Daria Lippi, metteur en scène du spectacle, et Michele Cinque, réalisateur italien actuellement dans les salles européennes avec son documentaire Iuventa, s’associent pour créer une version cinématographique du spectacle, à la fois cohérente avec la matière déjà présente, et en même temps radicalement différente dans ses choix de montage, de rythme, de narration.
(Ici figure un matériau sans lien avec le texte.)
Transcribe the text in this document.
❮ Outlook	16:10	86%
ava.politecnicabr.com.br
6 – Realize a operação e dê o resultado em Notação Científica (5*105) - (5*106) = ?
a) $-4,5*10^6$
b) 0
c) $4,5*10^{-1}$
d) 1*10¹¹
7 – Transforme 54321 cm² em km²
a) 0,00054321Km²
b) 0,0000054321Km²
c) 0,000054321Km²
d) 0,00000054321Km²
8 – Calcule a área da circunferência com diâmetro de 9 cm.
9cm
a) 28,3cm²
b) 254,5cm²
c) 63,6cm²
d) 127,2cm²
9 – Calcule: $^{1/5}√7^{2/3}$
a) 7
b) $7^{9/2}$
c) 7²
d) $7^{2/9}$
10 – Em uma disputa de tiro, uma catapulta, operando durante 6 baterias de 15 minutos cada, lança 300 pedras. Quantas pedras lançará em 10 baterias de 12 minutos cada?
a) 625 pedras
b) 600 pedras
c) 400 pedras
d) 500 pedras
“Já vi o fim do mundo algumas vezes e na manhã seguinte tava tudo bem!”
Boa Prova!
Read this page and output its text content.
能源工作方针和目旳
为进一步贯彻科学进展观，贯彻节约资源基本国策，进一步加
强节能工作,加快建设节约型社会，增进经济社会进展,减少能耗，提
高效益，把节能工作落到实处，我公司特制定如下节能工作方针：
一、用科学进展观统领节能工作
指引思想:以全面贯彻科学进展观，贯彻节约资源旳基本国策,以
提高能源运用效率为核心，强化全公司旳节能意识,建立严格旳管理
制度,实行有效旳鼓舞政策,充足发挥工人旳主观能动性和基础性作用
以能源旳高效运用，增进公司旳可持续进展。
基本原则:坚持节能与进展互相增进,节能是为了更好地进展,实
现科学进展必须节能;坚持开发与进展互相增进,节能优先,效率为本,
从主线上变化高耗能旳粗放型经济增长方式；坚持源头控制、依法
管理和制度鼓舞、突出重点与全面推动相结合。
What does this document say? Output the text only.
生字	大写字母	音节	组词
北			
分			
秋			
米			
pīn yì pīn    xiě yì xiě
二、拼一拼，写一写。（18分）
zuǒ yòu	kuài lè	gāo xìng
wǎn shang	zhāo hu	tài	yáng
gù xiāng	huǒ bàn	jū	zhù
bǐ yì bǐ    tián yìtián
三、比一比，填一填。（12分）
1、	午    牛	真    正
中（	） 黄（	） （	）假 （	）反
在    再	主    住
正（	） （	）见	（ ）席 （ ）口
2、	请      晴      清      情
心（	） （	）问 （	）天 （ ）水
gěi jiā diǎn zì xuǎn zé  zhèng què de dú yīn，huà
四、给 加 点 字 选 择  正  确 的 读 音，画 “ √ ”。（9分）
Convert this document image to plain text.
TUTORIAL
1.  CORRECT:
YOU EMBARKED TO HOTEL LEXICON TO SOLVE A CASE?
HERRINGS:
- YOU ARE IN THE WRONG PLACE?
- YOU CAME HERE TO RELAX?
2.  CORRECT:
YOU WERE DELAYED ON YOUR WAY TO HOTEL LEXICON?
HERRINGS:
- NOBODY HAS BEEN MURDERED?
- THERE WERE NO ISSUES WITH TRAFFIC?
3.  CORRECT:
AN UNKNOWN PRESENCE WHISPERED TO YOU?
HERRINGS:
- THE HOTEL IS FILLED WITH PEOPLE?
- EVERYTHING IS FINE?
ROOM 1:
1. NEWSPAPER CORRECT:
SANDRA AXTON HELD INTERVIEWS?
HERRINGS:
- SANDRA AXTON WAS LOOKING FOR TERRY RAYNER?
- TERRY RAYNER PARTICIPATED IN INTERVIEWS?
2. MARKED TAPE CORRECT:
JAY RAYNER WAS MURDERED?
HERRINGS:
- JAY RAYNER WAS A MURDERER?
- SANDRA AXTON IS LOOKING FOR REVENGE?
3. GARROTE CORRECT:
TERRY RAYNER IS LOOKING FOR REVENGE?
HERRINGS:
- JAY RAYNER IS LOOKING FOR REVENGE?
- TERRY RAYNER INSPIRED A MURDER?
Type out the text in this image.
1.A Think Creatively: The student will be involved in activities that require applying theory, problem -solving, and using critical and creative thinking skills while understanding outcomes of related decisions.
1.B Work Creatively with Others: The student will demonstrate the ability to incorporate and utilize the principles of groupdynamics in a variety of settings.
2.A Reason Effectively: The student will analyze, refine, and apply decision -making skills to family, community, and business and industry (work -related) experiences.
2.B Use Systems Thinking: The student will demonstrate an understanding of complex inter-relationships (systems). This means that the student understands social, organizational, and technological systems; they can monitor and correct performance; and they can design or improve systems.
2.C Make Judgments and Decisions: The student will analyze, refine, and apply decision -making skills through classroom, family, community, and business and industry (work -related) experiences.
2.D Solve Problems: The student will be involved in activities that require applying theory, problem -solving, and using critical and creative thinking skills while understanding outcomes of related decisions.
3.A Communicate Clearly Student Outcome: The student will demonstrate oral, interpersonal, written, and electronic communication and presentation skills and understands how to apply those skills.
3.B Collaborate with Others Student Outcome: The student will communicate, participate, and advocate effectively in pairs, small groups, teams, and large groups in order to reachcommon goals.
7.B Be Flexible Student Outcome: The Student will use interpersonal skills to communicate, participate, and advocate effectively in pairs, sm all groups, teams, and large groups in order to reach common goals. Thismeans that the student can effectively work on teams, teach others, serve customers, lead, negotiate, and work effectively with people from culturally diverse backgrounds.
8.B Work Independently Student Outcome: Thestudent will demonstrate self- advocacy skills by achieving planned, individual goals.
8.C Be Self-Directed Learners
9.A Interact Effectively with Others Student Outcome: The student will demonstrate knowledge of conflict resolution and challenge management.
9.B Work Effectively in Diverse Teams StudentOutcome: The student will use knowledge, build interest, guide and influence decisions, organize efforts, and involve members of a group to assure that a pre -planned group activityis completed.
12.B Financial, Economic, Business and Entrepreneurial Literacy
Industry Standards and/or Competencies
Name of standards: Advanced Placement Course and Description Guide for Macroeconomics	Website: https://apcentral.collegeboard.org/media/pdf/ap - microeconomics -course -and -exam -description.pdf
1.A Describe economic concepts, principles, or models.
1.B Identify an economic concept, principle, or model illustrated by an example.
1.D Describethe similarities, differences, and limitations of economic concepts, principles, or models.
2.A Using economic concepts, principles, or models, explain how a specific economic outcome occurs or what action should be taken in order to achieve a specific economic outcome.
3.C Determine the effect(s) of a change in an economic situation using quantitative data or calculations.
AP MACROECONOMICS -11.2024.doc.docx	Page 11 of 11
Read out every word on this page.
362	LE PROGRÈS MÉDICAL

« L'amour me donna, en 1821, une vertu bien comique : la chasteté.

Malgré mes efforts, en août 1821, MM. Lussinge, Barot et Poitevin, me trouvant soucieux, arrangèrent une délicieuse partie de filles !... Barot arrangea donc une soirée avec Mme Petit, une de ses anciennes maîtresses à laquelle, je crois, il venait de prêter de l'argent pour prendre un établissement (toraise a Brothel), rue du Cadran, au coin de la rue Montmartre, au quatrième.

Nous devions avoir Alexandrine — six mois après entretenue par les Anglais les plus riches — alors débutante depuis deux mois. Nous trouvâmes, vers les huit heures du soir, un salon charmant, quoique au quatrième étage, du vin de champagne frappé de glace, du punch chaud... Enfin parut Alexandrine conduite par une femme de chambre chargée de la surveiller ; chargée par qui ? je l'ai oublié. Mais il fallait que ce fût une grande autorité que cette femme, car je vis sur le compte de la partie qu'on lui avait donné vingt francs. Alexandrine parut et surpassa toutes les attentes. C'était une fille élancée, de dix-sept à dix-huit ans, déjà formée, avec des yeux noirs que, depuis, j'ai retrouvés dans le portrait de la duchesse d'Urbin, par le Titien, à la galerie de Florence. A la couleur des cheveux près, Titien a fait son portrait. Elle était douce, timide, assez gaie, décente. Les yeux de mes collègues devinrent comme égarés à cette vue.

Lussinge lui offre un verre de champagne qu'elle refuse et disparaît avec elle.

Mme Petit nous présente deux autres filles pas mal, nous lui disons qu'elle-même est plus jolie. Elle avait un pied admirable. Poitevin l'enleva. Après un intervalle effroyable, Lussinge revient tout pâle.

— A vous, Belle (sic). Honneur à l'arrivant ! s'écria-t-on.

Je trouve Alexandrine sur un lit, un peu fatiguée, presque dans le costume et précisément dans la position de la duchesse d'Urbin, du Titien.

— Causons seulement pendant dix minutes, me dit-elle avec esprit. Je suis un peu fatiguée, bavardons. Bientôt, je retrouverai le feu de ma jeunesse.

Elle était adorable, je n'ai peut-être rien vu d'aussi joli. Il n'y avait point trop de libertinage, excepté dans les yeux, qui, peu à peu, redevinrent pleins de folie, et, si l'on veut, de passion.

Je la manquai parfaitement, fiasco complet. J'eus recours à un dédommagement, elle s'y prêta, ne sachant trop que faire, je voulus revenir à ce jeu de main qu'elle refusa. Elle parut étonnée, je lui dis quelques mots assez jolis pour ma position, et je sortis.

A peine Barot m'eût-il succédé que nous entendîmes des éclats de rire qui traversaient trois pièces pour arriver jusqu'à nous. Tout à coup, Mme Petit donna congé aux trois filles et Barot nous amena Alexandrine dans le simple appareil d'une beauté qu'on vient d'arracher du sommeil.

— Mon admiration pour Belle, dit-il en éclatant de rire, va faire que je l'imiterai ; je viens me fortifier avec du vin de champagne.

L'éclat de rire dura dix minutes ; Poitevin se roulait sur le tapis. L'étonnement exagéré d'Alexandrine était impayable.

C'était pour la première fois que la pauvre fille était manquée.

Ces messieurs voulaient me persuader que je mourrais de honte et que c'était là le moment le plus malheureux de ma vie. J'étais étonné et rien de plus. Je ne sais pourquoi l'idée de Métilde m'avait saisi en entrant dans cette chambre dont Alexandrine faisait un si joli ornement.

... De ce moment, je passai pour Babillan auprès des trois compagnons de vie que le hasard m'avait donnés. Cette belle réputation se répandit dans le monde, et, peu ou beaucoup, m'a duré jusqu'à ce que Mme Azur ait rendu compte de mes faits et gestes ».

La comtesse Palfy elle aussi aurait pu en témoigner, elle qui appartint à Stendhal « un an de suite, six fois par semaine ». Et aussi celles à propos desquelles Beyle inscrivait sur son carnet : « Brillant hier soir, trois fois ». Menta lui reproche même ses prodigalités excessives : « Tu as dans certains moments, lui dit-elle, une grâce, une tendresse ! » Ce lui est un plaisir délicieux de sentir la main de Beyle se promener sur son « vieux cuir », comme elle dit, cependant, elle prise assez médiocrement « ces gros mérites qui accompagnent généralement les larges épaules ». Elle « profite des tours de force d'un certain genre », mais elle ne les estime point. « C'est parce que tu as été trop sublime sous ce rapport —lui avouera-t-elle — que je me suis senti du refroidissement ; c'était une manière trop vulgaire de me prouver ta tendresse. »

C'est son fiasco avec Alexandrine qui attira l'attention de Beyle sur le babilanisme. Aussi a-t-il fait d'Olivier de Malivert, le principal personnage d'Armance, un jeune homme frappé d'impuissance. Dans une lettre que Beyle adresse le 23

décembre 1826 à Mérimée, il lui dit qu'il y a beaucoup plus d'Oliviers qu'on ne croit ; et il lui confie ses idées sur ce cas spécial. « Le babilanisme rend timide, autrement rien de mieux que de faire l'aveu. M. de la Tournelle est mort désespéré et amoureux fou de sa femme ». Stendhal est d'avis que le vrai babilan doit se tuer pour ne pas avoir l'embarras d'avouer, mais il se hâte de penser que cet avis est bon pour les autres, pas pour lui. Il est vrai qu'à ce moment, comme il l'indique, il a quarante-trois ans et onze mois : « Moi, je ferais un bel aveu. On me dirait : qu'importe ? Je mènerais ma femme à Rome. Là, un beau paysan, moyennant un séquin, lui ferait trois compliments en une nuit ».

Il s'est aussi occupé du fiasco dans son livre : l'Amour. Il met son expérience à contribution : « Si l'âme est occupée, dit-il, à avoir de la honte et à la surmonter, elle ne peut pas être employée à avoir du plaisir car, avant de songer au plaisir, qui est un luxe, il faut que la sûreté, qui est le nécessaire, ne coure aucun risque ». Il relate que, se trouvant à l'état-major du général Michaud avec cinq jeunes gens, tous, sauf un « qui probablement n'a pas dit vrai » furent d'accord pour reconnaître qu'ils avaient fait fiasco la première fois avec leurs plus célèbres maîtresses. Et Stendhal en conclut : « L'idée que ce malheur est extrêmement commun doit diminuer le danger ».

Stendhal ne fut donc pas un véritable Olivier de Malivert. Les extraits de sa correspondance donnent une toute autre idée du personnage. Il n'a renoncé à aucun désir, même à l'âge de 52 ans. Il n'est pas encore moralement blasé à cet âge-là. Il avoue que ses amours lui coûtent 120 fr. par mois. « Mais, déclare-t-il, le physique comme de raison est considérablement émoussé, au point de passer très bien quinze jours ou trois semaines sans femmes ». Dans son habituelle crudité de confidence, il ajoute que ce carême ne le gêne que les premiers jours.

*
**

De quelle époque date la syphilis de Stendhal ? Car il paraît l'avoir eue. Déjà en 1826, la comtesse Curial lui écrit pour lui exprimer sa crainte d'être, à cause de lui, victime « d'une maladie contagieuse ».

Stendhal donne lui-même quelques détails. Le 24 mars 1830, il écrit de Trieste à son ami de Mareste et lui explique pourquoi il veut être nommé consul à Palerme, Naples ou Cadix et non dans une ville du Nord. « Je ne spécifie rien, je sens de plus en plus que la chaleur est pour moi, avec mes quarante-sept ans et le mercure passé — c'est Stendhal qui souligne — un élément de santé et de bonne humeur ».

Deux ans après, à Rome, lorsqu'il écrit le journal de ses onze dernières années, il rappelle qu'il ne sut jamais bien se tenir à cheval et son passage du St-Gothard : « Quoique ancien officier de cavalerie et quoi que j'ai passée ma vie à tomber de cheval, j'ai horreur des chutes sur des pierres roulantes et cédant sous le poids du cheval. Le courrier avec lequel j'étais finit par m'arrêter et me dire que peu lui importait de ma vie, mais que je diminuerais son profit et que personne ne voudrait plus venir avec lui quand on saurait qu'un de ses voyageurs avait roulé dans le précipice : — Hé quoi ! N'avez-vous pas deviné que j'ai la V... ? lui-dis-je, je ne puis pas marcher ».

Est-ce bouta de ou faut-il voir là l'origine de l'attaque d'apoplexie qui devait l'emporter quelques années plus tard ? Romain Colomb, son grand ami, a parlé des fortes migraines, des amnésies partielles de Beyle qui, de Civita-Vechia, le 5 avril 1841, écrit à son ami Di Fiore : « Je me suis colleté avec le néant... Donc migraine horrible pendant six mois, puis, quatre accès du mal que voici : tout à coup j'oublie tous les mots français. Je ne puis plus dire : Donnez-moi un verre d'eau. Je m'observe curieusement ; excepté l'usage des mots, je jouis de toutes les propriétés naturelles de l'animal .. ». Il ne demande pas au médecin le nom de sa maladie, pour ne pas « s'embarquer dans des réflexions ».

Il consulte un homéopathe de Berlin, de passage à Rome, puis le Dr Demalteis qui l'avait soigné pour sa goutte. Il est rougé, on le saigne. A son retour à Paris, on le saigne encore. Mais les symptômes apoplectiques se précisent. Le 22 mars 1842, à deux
Tous les deux familiers à la caméra du site de Bataville (Daria Lippi Créatures, 2016, Michele Cinque Le chant des chaussures 2018), la volonté des artistes est d’exploiter les espaces incroyables qu’offre cet ancien site industriel. Forêts, étangs, toits des bâtiments, rues, canal, étages désaffectés, pièces suspendues dans les années 50 à 70, autant de décors naturels et industriels dans lesquels les partitions des acteurs se réinventent.

Dans le film, la figure de l’observateur, muni de jumelles, est le fil rouge de la poétique. Elle fait le lien entre les combats animaux filmés en nature et au télé-objectif comme pour un documentaire animalier, les textes, portés collectivement, les chants et les partitions chorégraphiques filmés partout sur le site.

Le film est actuellement en cours de montage par Piero Lassandro.